Achieving a new normal in luxury fashion shopping is proving to be a very challenging experience.
Jun 26, 2020 5:50 AM

LAST FRIDAY, I scheduled my appointment at Louis Vuitton through their online in-store appointment service. On the way to the store in Ngee Ann City at 10.12am, the Chanel boutique on the same floor was already filled with customers even though it had just opened at 10am. It was the first day of Phase 2 - were revenge shoppers out in force already?

Apparently, yes. At Celine, Fendi and Dior, the scenario was the same. They were not crowded with around five to 10 customers, but it turned out that there is a cap of 21 people (including the staff) allowed in some boutiques, like Louis Vuitton.

When you make an appointment online at Louis Vuitton, you will receive a text as to where you will be greeted by your client services advisor. Those who are apprehensive about crowds will be relieved to know that you can skip the queue downstairs and enter through the more discreet second storey entrance.

The safe entry protocols when you enter the boutique are standard. Temperature checks, hand sanitisers and, in Vuitton’s case, disposable latex gloves. It is recommended to wear the gloves especially if you’re purchasing leather goods. For every leather item you touch, you need to sanitise your hands and let it dry for a few minutes before you’re allowed to touch a new one.
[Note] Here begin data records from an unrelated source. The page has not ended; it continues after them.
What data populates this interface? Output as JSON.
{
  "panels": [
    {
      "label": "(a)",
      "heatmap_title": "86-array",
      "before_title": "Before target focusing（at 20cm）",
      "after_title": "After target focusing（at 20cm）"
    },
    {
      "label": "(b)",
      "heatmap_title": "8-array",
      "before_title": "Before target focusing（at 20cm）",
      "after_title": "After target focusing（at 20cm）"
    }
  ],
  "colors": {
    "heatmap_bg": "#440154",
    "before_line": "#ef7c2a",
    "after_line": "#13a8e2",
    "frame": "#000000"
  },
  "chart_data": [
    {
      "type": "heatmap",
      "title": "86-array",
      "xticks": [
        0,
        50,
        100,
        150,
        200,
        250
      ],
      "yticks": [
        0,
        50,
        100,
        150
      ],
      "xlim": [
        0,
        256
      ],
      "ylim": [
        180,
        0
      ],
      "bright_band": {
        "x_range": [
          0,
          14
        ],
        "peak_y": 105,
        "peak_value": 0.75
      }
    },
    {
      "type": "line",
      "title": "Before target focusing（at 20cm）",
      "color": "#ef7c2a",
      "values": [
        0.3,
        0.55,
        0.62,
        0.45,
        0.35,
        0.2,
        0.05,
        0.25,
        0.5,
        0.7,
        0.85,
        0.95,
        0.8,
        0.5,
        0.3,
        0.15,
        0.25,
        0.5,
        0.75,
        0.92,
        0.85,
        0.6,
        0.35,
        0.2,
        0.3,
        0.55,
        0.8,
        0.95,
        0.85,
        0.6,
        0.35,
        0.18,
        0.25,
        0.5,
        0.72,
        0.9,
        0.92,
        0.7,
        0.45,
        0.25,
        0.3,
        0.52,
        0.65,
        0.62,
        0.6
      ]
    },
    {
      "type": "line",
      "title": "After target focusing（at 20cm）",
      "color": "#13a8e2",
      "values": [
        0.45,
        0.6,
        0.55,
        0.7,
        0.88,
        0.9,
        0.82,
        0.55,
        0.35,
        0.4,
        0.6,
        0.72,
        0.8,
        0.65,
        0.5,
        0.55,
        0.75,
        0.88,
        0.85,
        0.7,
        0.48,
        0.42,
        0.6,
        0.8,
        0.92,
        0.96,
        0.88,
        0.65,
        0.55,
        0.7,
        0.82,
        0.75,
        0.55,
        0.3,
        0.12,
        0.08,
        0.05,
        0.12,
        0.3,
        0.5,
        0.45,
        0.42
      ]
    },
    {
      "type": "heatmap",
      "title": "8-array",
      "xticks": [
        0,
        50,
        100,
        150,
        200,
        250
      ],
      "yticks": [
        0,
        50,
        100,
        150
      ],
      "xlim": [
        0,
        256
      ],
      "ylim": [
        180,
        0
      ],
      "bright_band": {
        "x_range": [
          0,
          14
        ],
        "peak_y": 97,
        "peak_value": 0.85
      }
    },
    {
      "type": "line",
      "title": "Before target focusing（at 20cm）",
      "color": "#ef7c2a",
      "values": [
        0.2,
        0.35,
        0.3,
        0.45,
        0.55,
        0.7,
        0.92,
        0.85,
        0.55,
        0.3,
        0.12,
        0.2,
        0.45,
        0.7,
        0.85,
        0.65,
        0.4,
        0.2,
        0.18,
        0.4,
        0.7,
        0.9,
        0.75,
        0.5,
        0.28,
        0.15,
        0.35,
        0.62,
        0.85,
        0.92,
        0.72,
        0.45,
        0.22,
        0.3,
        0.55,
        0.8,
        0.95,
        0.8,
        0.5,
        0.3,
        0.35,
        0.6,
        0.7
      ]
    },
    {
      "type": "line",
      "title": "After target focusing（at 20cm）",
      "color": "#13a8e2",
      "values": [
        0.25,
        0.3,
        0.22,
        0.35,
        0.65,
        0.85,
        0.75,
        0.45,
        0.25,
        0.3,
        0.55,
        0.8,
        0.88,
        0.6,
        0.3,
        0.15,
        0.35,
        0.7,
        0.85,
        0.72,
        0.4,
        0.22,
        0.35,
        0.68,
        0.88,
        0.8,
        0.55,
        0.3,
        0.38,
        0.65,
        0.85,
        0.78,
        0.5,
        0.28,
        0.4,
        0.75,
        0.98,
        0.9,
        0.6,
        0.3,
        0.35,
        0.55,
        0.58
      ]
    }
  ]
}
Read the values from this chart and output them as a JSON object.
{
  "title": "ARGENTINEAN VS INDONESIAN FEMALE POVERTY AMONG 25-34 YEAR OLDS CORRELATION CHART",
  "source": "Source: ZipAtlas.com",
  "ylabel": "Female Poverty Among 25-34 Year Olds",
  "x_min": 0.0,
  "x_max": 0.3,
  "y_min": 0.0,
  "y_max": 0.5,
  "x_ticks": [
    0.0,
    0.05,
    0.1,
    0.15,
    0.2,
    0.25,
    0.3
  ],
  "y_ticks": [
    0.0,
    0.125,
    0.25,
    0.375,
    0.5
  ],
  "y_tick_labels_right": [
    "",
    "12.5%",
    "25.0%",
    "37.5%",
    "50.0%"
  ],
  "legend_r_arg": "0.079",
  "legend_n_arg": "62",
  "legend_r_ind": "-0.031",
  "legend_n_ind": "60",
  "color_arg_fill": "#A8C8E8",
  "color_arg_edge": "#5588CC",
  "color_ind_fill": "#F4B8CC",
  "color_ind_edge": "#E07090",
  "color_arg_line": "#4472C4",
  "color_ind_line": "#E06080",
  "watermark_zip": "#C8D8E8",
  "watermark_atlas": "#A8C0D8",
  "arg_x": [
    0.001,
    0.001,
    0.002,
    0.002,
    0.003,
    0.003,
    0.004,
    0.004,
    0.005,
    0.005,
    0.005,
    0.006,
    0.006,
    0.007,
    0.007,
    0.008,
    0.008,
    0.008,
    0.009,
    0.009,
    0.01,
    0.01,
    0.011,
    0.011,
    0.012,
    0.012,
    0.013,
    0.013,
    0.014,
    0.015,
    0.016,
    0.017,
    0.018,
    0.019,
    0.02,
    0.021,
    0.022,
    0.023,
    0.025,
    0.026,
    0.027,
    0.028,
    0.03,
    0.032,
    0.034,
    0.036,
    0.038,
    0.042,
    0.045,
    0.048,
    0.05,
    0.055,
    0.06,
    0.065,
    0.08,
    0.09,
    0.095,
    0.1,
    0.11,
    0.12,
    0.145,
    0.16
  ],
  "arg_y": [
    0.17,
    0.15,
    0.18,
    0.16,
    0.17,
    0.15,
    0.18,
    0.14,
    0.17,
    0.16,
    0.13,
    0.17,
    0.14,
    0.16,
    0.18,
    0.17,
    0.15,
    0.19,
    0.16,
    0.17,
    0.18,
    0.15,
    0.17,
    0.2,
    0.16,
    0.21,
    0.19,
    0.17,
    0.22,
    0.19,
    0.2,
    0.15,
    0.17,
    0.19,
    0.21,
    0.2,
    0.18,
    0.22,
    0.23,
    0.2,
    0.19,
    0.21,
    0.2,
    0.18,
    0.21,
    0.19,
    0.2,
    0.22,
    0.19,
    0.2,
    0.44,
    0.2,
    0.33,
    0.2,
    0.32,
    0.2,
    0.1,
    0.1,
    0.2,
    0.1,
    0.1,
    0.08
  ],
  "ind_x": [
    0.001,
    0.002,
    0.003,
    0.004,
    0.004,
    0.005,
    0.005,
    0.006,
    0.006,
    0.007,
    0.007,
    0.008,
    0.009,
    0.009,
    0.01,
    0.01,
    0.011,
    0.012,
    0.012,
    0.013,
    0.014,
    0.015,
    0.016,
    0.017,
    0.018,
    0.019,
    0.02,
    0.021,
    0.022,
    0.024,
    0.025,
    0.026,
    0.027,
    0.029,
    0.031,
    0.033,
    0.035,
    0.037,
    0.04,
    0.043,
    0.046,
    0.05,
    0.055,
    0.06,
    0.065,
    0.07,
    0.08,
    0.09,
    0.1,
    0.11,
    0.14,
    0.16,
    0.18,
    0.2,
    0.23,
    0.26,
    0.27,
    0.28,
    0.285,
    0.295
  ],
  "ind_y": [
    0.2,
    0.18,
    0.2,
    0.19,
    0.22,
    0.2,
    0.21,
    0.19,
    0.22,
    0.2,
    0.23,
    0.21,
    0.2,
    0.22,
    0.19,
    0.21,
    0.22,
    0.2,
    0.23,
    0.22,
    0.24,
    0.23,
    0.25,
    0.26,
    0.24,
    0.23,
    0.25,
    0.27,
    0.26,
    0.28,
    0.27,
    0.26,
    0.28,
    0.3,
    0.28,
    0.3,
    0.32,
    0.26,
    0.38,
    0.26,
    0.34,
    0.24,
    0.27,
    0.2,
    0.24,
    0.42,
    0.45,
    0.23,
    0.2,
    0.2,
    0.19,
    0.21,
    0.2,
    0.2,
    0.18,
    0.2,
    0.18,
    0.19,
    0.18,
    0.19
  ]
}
Of course, all the client services advisors now wear black washable fabric gloves as part of their uniform. The hosts, who have more interactions with the clients outside of the boutique also wear face shields for added protection. Given the maximum in-store capacity of 21, Vuitton’s staff are on a nine-person rotating basis at one time, which means only 12 customers are allowed in the store.

In the Covid-19 shopping era, the customers will need to adapt to many new protocols, like longer waiting times as sections of the store need to be sanitised once a customer leaves. And, due to strict social distancing measures, physical contact is strictly prohibited. The brand takes the safety of their staff and clients as the utmost priority.

One of the perks when you shop at a luxury boutique is the level of personal interaction between the customer and the salesperson. Previously, when you would like to try a scarf, the salesperson will tie the scarf on you to demonstrate different styling options or assist you in extending the handle, or open the clasp on a four-figure handbag.

With the new protocols however, the client is expected to do it on their own by mirroring what the salesperson is doing. This may pose to be one of the biggest challenges in luxury retail because it may put a very expensive product at risk, through no fault of the client. Explaining or giving out directions through a mask may not be heard quite so clearly and mistakes may occur. There will be difficult clients and complicated situations. What if a zip gets stuck on a S$25,000 dress and the customer needs help? Will social distancing protocols
be slightly relaxed? If not, extra costs may be incurred to fix faulty items.

Reopening the doors of luxury retail may pose more problems than solutions if brands aren’t open minded and adaptable to the anxious reality of this pandemic.